Together, these ongoing expansions aim to extend reSpeaker’s voice AI capabilities across robotics, smart environments, safety, and edge AI applications—enabling more natural, reliable, and scalable audio interaction in the physical world.

Voice AI: From Hearing Sound to Understanding the World

Voice interaction often serves as the most natural bridge between AI systems and the physical world. As Reachy Mini demonstrates, reliable audio capture and processing form the foundation for intuitive human–robot interaction.

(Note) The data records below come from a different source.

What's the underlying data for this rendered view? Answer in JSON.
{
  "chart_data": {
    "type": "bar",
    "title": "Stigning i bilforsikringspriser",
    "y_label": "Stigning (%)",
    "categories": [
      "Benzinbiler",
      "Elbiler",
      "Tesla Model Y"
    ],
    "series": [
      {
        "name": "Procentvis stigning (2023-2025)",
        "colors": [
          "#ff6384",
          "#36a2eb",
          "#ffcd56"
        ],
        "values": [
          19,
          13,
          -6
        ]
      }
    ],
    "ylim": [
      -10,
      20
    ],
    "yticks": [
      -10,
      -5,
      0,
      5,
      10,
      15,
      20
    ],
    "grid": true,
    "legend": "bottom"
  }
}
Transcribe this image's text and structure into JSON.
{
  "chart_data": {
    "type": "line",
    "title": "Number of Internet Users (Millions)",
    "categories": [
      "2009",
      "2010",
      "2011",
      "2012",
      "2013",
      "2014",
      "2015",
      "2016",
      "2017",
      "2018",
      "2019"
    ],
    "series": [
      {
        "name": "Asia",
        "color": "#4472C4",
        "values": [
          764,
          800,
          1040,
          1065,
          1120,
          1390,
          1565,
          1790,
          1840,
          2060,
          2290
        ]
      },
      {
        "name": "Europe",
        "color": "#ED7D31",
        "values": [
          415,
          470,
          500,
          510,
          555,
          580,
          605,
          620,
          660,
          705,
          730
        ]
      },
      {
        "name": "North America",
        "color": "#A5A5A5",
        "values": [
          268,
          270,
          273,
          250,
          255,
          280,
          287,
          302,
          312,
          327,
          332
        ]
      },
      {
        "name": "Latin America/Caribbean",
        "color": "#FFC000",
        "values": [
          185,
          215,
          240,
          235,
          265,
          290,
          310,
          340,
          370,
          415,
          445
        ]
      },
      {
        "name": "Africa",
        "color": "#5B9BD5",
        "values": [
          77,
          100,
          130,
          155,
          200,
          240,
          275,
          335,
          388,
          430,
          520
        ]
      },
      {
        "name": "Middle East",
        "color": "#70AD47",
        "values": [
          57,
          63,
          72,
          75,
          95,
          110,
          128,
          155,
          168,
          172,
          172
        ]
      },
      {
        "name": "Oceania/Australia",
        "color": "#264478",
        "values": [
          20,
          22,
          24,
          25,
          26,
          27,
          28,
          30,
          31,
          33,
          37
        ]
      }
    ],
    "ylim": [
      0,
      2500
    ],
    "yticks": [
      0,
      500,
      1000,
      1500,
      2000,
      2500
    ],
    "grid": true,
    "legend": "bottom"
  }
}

By offering optimized hardware, integrated acoustic algorithms, a complete product portfolio, rich documentation, and scalable designs, reSpeaker lowers the engineering barrier to deploying voice AI in real devices. It acts as the smart ears for embodied AI.

 

Looking Ahead

Reachy Mini represents an important milestone. Built on open-source principles and shaped through collaboration across teams and communities, it shows what becomes possible when hardware, software, and AI are designed together.

With reSpeaker, Seeed Studio continues to support developers working at the intersection of voice, robotics, and embodied AI—helping turn ideas into products that can hear, respond, and interact in the real world.